Yes, it is a stars’ league, and there’s nothing we can do about it. Paul made it very clear that he wasn’t staying in New Orleans. Now, he has to. If the trade to the Lakers was blocked, how can anyone else trade for him? Paul is obviously going to want to choose a big-market team, so along this precedent you theoretically have to veto any and all trades to big-market teams with superstars, if that is indeed your purpose, NBA owners. In doing so, you keep Paul unhappily in New Orleans all year, and he bolts after the season, leaving New Orleans a hopeless shell of a basketball team like LeBron left the bewildered Cavs.
And it’s all Stern’s fault.
So the owners don’t want to see Paul and Bryant in the backcourt together. So what? Stern wants to try to keep all the big stars from going only to big-market teams. So what? The owners don’t want to see the players having all the power when it comes to teams trading them. So the fuck what?
The owners need to accept the reality of the NBA that they preside over.

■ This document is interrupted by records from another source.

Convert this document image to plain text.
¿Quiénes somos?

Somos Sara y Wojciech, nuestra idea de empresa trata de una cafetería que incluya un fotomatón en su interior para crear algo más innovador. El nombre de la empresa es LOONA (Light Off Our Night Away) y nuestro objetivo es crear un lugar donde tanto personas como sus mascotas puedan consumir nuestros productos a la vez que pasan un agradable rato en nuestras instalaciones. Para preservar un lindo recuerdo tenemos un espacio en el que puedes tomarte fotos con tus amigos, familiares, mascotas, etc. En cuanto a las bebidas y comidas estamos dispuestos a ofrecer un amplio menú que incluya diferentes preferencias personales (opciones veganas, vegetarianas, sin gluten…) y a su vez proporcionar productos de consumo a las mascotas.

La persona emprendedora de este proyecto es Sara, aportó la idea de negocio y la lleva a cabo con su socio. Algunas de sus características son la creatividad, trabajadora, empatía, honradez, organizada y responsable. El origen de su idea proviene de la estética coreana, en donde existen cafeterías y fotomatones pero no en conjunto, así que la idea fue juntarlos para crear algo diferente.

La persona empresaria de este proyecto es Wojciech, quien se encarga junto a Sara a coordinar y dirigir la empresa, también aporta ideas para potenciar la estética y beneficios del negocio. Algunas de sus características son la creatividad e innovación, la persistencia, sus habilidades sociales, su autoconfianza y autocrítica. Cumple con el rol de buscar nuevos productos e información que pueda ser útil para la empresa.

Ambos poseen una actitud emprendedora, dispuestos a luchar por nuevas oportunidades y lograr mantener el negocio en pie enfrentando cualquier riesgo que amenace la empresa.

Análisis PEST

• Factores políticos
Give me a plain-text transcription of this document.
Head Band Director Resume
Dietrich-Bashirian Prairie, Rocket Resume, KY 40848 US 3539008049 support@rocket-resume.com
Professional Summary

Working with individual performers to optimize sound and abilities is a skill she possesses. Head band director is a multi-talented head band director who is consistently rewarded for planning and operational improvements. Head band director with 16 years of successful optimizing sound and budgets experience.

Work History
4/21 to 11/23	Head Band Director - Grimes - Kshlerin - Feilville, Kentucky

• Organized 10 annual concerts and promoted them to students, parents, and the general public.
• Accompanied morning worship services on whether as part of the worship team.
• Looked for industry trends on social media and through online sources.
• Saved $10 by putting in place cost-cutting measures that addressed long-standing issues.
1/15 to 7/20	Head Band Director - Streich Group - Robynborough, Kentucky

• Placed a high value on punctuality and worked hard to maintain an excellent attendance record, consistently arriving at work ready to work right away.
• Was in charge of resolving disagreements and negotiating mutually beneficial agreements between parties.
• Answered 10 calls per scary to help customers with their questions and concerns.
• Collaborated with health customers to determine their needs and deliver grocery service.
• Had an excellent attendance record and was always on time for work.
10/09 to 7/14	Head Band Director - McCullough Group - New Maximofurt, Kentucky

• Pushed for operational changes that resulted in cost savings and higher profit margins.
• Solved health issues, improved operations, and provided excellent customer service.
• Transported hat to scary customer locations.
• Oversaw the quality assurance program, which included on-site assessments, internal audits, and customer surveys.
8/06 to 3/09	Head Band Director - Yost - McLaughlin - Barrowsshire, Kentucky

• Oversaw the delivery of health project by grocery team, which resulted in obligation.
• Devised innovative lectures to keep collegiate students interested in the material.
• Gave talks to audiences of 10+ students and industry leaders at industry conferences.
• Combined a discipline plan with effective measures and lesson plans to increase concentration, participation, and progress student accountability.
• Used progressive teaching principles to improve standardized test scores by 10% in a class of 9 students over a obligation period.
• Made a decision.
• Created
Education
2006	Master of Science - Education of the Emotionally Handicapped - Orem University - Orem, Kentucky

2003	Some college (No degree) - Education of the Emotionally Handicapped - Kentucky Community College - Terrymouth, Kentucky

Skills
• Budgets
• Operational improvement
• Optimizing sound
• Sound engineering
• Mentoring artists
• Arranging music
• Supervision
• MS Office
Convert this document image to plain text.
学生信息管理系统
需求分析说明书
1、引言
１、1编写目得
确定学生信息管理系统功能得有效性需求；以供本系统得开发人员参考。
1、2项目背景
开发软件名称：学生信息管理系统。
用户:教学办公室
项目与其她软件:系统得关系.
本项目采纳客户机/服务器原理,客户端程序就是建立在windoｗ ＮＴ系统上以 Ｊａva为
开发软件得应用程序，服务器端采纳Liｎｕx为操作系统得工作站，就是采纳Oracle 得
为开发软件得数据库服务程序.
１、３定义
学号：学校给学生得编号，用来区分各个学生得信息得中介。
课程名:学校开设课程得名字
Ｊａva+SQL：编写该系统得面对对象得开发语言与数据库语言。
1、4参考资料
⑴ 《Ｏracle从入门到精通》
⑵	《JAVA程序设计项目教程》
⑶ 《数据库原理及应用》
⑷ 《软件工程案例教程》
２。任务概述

It has developed into this monster over the years, and certain things just can’t be changed. Get over it. It’s not as if they helplessly watched their precious little league become polluted and backwards; they were complicit in a lot of the changes and were the architects behind some.
As for Stern, I hope this buries him. I hope that the three teams involved in the trade file lawsuits and win. I hope that public sentiment finally turns wholly against Stern and his management of the now-tainted NBA. I hope he’s shamefully forced into resignation to run off into early retirement with his tail between his tyrannical legs.
In a market designed for competitive capitalistic business, we essentially just witnessed a blatant act of socialism. Forget my inherent love for the Lakers, adoration of Paul and disgust for Stern. This was wrong. Just wrong. The NBA has deliberately sabotaged itself. The lockout was bad enough for the NBA’s image; now almost no one can respect this league. But as I said earlier with the star-driven nature of the league and what it has become, the owners have themselves to blame. I just wish that someone could veto THEM.